In der Kategorie bester ausländischer Film war mit “Toni Erdmann” auch ein deutscher Streifen vertreten. Der Film spielt teilweise in meiner aktuellen Wahlheimat Rumänien und hatte auch grosse Chancen auf den Sieg, bis der Regisseur des nominierten Films aus dem Iran seine Teilnahme bei den Oscars aus Protest gegen Trump und seine Politik absagte.
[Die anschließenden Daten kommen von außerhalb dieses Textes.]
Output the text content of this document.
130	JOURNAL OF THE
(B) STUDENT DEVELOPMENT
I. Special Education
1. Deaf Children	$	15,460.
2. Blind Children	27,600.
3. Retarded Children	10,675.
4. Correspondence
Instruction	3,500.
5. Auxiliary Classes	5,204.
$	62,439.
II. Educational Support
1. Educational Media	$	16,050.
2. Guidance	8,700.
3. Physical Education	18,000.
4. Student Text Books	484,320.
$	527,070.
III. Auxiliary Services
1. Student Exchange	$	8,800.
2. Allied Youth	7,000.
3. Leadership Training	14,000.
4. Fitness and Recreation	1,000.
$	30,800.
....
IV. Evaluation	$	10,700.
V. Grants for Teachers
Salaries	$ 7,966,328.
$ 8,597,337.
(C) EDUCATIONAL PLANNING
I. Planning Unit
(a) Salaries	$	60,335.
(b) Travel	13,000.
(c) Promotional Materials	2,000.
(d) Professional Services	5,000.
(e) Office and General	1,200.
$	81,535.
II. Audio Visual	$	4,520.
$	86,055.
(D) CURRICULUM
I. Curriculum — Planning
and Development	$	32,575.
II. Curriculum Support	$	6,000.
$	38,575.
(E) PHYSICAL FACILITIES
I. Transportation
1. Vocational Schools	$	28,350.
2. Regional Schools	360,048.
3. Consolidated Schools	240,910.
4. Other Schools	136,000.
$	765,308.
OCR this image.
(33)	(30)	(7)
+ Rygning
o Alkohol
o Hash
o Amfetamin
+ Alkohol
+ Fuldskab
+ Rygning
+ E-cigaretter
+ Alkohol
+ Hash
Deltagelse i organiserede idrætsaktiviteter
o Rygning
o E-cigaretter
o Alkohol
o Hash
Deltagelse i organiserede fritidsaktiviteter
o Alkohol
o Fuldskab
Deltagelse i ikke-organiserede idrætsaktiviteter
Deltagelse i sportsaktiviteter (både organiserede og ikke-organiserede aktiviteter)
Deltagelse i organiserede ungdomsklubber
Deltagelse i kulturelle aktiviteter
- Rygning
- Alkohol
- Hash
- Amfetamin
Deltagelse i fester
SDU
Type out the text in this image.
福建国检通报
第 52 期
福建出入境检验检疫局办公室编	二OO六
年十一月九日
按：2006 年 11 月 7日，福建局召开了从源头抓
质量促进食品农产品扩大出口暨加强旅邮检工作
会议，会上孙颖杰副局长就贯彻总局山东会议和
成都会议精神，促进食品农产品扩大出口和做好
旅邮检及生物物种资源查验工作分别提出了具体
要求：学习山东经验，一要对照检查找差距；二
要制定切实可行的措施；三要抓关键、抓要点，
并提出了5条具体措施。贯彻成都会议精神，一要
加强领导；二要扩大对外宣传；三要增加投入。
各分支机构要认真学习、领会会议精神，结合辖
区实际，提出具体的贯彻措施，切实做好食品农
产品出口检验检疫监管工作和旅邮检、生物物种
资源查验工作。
Obwohl der Film sicher grosse klasse ist, war es keine Überraschung, dass er gewann und somit auch ein Statement live vor Millionen von Zuschauern verlesen wurde, das wiederum den Präsidenten und seine Schergen kritisierte. Alles ganz schön politisch in diesem Jahr. Und ich denke, das ist gut so!!!

Ja und dann passierte noch der grosse Faux-pas, als der selbe Umschlag 2x rausging. Zuerst wurde Emma Stone in “La La Land” gekürt, danach merkten die Laudatoren Dunaway und Beatty nicht, dass sie für den besten Film erneut diesen Umschlag in den Händen hielten und posaunten “La La Land” als besten Film heraus.  Es kamen alle auf die Bühne, bedankten sich und dann kam der Aufnahmeleiter dazu und brachte den richtigen Umschlag, der zeigte, dass der eigentliche Gewinner “Moonlight” ist. Auweia. Der arme Beatty erklärte sich noch, alle schauten erschrocken in die Runde und perfekt war der vielleicht grösste Skandal der Oscargeschichte. Die Dame und der Herr von Pwc, die die Umschläge rausgeben, tauchten nach der Verleihung unter und dürfen angeblich auch nicht mehr an weiteren Shows teilnehmen.

Zum Schluss muss ich noch sagen, dass ich sehr froh bin, dass nicht mehr Frau Carpendale am roten Teppich die Interviews mit den Stars führte, sondern Steven Gätjen erneut das Zepter übernahm. Er macht das so toll und soll bitte auch im nächsten Jahr wieder diesen Job machen!!